Congestive heart failure (CHF)
The heart is unable to maintain circulatory equilibrium at rest and congestion of venous circuit takes place followed by dilatation of vessels, edema of lungs and enlargement of the heart. Congestive heart failure may be of either left side or right side depending on which ventricle is most affected.
Etiology: Diseases of pericardium, endocardium or myocardium in which there is interference with the blood flow cause CHF. Congenital valvular defects, valvular insufficiency or stenosis, obstruction to aortic or pulmonary valves also result in the congestive heart failure. Myocardial asthenia due to anoxia, toxemia and foot-and- mouth disease also causes this disease.
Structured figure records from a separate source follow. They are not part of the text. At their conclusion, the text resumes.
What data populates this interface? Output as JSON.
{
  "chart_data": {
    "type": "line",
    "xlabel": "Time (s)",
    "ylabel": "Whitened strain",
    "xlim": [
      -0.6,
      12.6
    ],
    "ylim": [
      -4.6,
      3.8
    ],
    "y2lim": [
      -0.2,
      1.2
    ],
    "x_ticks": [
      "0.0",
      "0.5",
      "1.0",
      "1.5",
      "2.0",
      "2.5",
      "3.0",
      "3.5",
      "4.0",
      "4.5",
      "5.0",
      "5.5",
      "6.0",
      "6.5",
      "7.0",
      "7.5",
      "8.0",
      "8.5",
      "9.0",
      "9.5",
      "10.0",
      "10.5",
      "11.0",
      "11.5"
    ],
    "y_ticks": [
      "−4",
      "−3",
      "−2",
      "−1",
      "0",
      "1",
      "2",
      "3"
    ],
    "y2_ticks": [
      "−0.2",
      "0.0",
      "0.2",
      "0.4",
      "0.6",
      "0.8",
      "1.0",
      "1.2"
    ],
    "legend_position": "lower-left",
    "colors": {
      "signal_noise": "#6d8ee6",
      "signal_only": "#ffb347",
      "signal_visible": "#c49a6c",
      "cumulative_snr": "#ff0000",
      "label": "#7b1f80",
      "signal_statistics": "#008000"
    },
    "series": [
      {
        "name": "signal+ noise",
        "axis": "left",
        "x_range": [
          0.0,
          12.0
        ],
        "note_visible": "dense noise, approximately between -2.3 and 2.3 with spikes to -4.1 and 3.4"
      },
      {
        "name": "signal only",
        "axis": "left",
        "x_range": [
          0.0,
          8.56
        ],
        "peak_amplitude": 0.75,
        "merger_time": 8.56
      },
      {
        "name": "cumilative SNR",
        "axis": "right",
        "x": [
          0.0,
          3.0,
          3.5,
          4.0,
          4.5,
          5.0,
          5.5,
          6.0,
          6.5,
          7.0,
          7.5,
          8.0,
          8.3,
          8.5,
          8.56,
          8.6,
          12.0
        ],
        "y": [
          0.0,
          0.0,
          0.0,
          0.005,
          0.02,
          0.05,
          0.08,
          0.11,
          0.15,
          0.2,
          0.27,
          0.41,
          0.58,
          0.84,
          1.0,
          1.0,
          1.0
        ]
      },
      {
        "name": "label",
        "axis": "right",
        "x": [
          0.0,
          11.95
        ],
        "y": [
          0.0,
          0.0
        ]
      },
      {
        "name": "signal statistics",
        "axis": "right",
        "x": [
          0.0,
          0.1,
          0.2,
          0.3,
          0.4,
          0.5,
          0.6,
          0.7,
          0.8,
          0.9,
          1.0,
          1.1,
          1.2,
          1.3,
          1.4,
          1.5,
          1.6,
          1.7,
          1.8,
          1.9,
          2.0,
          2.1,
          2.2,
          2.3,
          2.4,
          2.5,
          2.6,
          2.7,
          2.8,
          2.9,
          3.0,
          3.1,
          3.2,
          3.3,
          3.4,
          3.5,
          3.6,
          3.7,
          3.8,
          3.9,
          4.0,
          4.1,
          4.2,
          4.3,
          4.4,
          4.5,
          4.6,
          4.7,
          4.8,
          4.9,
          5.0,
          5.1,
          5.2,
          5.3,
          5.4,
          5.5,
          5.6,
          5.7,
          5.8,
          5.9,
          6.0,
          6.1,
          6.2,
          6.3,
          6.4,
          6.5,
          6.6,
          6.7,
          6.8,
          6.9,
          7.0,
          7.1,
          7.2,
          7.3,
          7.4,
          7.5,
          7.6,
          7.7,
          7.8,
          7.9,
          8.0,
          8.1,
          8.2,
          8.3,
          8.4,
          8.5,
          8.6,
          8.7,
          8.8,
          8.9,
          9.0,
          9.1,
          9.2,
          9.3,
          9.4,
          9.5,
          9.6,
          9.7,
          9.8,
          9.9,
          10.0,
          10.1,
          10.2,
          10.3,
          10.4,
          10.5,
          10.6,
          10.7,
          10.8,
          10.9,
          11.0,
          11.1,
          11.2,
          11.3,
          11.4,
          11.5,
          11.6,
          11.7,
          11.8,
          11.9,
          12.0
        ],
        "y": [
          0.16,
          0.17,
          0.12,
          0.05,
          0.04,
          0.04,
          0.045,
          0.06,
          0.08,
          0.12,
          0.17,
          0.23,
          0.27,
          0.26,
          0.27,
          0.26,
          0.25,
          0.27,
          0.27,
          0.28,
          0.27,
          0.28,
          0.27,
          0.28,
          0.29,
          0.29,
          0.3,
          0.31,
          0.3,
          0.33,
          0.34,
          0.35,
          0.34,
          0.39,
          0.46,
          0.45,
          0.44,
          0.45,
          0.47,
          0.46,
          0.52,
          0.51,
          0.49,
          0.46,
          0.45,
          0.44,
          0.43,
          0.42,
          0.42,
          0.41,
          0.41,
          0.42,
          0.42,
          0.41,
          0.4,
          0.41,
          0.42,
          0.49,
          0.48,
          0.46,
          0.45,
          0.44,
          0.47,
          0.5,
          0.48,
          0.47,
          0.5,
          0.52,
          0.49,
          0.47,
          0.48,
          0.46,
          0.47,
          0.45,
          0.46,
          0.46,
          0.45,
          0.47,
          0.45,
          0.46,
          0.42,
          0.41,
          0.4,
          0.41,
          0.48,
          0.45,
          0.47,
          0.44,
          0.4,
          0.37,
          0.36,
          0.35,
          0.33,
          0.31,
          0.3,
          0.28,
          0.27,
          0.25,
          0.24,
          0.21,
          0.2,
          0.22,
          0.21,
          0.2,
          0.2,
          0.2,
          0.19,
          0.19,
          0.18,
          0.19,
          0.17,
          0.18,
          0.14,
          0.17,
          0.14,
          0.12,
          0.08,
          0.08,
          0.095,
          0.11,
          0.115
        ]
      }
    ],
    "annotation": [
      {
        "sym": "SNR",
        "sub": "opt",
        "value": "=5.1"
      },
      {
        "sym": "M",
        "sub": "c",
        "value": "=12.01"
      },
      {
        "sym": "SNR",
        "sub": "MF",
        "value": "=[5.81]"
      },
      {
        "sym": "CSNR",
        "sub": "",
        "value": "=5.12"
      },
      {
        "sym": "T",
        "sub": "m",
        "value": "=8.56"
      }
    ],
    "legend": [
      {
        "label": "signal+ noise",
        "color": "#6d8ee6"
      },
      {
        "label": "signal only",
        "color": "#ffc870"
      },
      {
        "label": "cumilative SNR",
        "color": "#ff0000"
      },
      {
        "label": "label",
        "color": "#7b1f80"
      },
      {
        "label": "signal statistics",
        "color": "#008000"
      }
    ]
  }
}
Pathogenesis: When increased load is placed for the ejection of blood from the heart or contractibility of myocardium is reduced, heart rate is increased as a compensatory mechanism. Dilatation of heart takes place to maintain the cardiac equilibrium. Cardiac reserve is reduced and the patient is not able to cope up with this load. The animal may be normal at rest but there is poor exercise tolerance. Edema develops due to increased hydrostatic pressure in the venous system. Due to anoxia there is tissue damage followed by leakage of plasma protein into the tissues. Right side failure causes involvement of kidneys and liver. Urine output is reduced due to reduced blood flow to the kidneys and plasma protein escapes in the urine. Pulmonary edema is seen in left side heart failure. However, congestive heart failure of one side leads to failure of the other side.
Clinical signs: (i) Left side congestive heart failure - There is increase in respiration and depth of respiration. Moist rales, cough, dyspnoea and cyanosis are also seen. There is murmur on auscultation of heart and heart rate is increased. (ii) Right side congestive heart failure is associated with signs of edema, anasarca, ascites or hydrothorax. There is enlargement of liver. Superficial veins are dilated while urine flow is reduced.
Diagnosis: Blood pressure is increased and the blood flows with high pressure when jugular vein is punctured. Changes in electrocardiogram are also noticed. Protein may be present in the urine. Estimation of lactose dehydrogenase (LDH), triglycerides and lipid profile are also valuable in its diagnosis.
Treatment: The cause of the disease may be ascertained before any treatment is given to the animal. The demand on cardiac output can be reduced by minimizing activity of the patient. If there is edema, salt should be restricted. Diuretics may be administered to reduce fluid accumulation. Venepuncture and withdrawal of 4 to 5 ml of blood/ kg body weight have been suggested as an emergency treatment in pulmonary edema. Drugs like digitalis or quabain can be administered to increase contractibility of myocardium. Dosage should be regulated according to the principle of digitalization. Paracentesis is tried for draining the fluids from the peritoneal cavity with caution that large volume of fluid should not be evacuated as it may lead to shock.